The drawback is the same one against not using the less common optimization flags -- climate models basically by definition need all the computational speed that can be wrung from a system. VM systems, and minimal compiler flags, don't give you that. Or at least not the ones I'm familiar with from some years back.

In the early days of the 'audits' against Michael Mann, the self-appointed auditors took the business audit model and language. Maybe they've changed their language since then, but their approach still seems to be using business as their ideal, rather than science.

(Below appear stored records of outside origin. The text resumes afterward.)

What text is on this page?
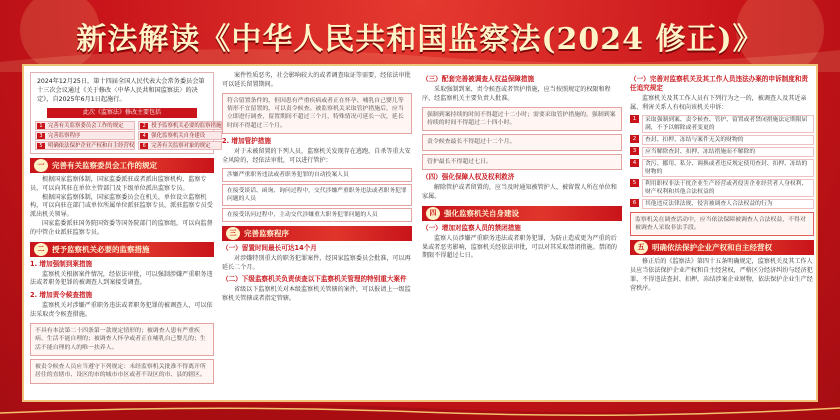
新法解读《中华人民共和国监察法(2024 修正)》
2024年12月25日，第十四届全国人民代表大会常务委员会第十三次会议通过《关于修改〈中华人民共和国监察法〉的决定》，自2025年6月1日起施行。
此次《监察法》修改主要包括
1	完善有关监察委员会工作的规定	2	授予监察机关必要的监察措施
3	完善监察程序	4	强化监察机关自身建设
5	明确依法保护企业产权和自主经营权	6	完善有关监察对象的规定
一	完善有关监察委员会工作的规定
根据国家监察体制，国家监委派驻或者派出监察机构、监察专员，可以向其驻在单位主管部门及下级单位派出监察专员。
根据国家监察体制，国家监察委员会在机关、单位设立监察机构，可以向驻在部门或单位所属单位派驻监察专员，派驻监察专员受派出机关领导。
国家监委派驻国务院国资委等国务院部门的监察组，可以向监督的中管企业派驻监察专员。
二	授予监察机关必要的监察措施
1. 增加强制到案措施
监察机关根据案件情况，经依法审批，可以强制涉嫌严重职务违法或者职务犯罪的被调查人到案接受调查。
2. 增加责令候查措施
监察机关对涉嫌严重职务违法或者职务犯罪的被调查人，可以依法采取责令候查措施。
不具有本法第二十四条第一款规定情形的；被调查人患有严重疾病、生活不能自理的；被调查人怀孕或者正在哺乳自己婴儿的；生活不能自理的人的唯一扶养人。
被责令候查人员应当遵守下列规定：未经监察机关批准不得离开所居住的直辖市、设区的市的城市市区或者不设区的市、县的辖区。
案件性质恶劣，社会影响较大的或者调查取证等需要，经依法审批可以延长留置期间。
符合留置条件的，但因患有严重疾病或者正在怀孕、哺乳自己婴儿等情形不宜留置的，可以责令候查。被监察机关采取管护措施后，应当立即进行调查，留置期间不超过三个月，特殊情况可延长一次，延长时间不得超过三个月。
2. 增加管护措施
对于未被留置的下列人员，监察机关发现存在逃跑、自杀等重大安全风险的，经依法审批，可以进行管护：
涉嫌严重职务违法或者职务犯罪的自动投案人员
在接受谈话、函询、询问过程中，交代涉嫌严重职务违法或者职务犯罪问题的人员
在接受讯问过程中，主动交代涉嫌重大职务犯罪问题的人员
三	完善监察程序
（一）留置时间最长可达14个月
对涉嫌特别重大的职务犯罪案件，经国家监察委员会批准，可以再延长二个月。
（二）下级监察机关负责侦查以下监察机关管理的特别重大案件
省级以下监察机关对本级监察机关管辖的案件，可以报请上一级监察机关管辖或者指定管辖。
（三）配套完善被调查人权益保障措施
采取强制到案、责令候查或者管护措施，应当按照规定的权限和程序，经监察机关主要负责人批准。
强制到案持续的时间不得超过十二小时；需要采取管护措施的，强制到案持续的时间不得超过二十四小时。
责令候查最长不得超过十二个月。
管护最长不得超过七日。
（四）强化保障人权及权利救济
解除管护或者留置的，应当及时通知被管护人、被留置人所在单位和家属。
四	强化监察机关自身建设
（一）增加对监察人员的禁闭措施
监察人员涉嫌严重职务违法或者职务犯罪，为防止造成更为严重的后果或者恶劣影响，监察机关经依法审批，可以对其采取禁闭措施。禁闭的期限不得超过七日。
（一）完善对监察机关及其工作人员违法办案的申诉制度和责任追究规定
监察机关及其工作人员有下列行为之一的，被调查人及其近亲属、利害关系人有权向该机关申诉：
1	采取强制到案、责令候查、管护、留置或者禁闭措施法定期限届满，不予以解除或者变更的
2	查封、扣押、冻结与案件无关的财物的
3	应当解除查封、扣押、冻结措施而不解除的
4	贪污、挪用、私分、调换或者违反规定使用查封、扣押、冻结的财物的
5	利用职权非法干扰企业生产经营或者侵害企业经营者人身权利、财产权利和其他合法权益的
6	其他违反法律法规、侵害被调查人合法权益的行为
监察机关在调查活动中，应当依法保障被调查人合法权益，不得对被调查人采取非法手段。
五	明确依法保护企业产权和自主经营权
修正后的《监察法》第四十五条明确规定，监察机关及其工作人员应当依法保护企业产权和自主经营权，严格区分经济纠纷与经济犯罪，不得违法查封、扣押、冻结涉案企业财物，依法保护企业生产经营秩序。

One thing I see as an error of description is shown by your example. Your example is fine for a lab science. Climate is seldom a lab science. In trying to reproduce the cold fusion results, for instance, the other scientists were working much more in the vein Horatio Algernon was describing. Namely, take the description of what was done, and -- using their own equipment -- set about reproducing the results. But the reproducers did not seize the original authors' equipment. They used their own test tubes, electrodes, etc..

For computational science, that's what Horatio was describing. Use your own computer, your own programming, and a copy of the inputs. The inputs are, themselves, generally available (rather like getting a bottle of a reagent from a chemistry supply house). I would like for them to be even more readily available, and even easier to get hold of. But it's not that hard.

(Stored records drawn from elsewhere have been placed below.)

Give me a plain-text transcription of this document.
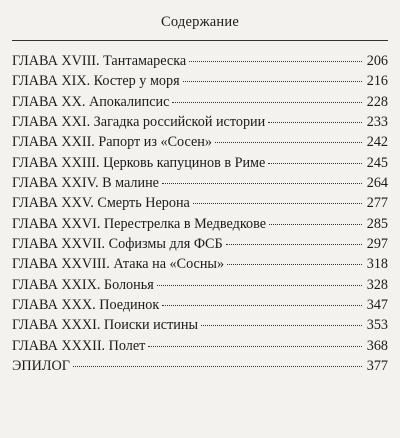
Содержание
ГЛАВА XVIII. Тантамареска	206
ГЛАВА XIX. Костер у моря	216
ГЛАВА XX. Апокалипсис	228
ГЛАВА XXI. Загадка российской истории	233
ГЛАВА XXII. Рапорт из «Сосен»	242
ГЛАВА XXIII. Церковь капуцинов в Риме	245
ГЛАВА XXIV. В малине	264
ГЛАВА XXV. Смерть Нерона	277
ГЛАВА XXVI. Перестрелка в Медведкове	285
ГЛАВА XXVII. Софизмы для ФСБ	297
ГЛАВА XXVIII. Атака на «Сосны»	318
ГЛАВА XXIX. Болонья	328
ГЛАВА XXX. Поединок	347
ГЛАВА XXXI. Поиски истины	353
ГЛАВА XXXII. Полет	368
ЭПИЛОГ	377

If you're doing a business audit, however, rather different standards apply. As well they should; a friend did do business auditing. Business isn't science, however.

EliRabett said...

Business auditing doesn't work that way either. You start by sampling the records (constructing the plan of how to sample the records is a major part of the art), you then look for inconsistencies as well as errors. If you find problems you ask for more data, but you now have an idea of the systematic problems to look for. This is both effective and limits the burden on the business being examined. Any auditor who demanded all of the data would be fired summarily.

A good audit provides reasonable certainty that the records are in good shape without tying up the firm forever

McIntyre's "audit" demands all of the records at the start. The purpose is to burden the scientist. He then yells and screams about every little dot and jot almost 99% of which is due to his not understanding what was being done. At the end maybe one or two points remain. October's Briffa Fest is an excellent example

Horatio Algeranon said...

Ability to duplicate results by different researchers doing identical things in different laboratories has been a mainstay (cold fusion comes to mind).

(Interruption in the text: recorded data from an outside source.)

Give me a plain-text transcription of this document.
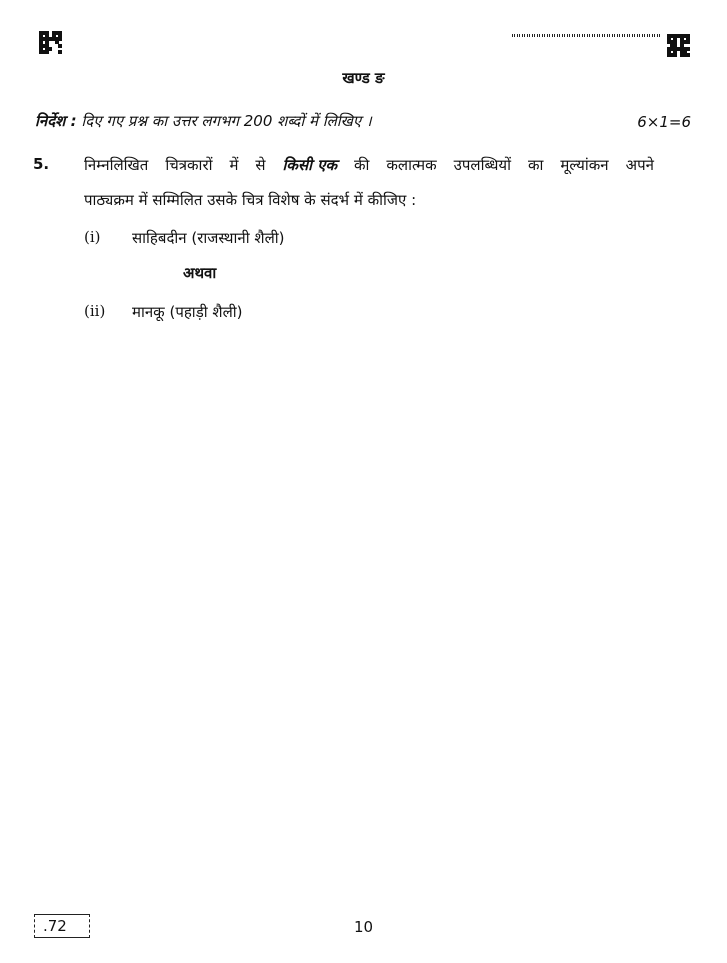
खण्ड ङ
निर्देश : दिए गए प्रश्न का उत्तर लगभग 200 शब्दों में लिखिए ।	6×1=6
5. निम्नलिखित चित्रकारों में से किसी एक की कलात्मक उपलब्धियों का मूल्यांकन अपने
पाठ्यक्रम में सम्मिलित उसके चित्र विशेष के संदर्भ में कीजिए :
(i) साहिबदीन (राजस्थानी शैली)
अथवा
(ii) मानकू (पहाड़ी शैली)
.72	10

Actually, when it comes to reproducing lab results, cold fusion [sic] may be the best example of a case where it is not a good idea to precisely "repeat" the original procedure.

Pons and Fleischman were remiss in properly monitoring for nuclear byproducts of fusion, which would have told them that they had in all likelihood not observed fusion in their test tubes.

The most important refutation of their fusion claim came precisely from researchers who did take care to properly monitor for such by-products -- and did not find what would be expected above background.

skanky said...

"skanky: I don't see any comment of yours being blocked. Sometimes I'm slow about approving comments, but that's usually the extent of it."

Ah, okay it was probably an error on my part then (I may have missed a word verification time out). Apologies for that.

It was a long post and I forget all I wrote, but I did use Steve Easterbrook's mention of the UKMO to remind myself of the MIDAS project that replaced the CDB (flat file DB that made use of MF architecture) at the UKMO. It's their obs data and was moved to CA-IDMS (more recently it's been moved to Oracle, apparently).

The relevance was in getting data in very legacy, very propitiatory format to a relational database - thus more portable, shareable etc.

It was a several year project, for a team of about 6 dedicated (plus various support staff), and quite a lot of hardware. Few science organisations could afford that.

Some of the dataset is available on BADC, I think.

There might have been something in there abut binary file support too, and how difficult it is plus that some control systems support them at least adequately.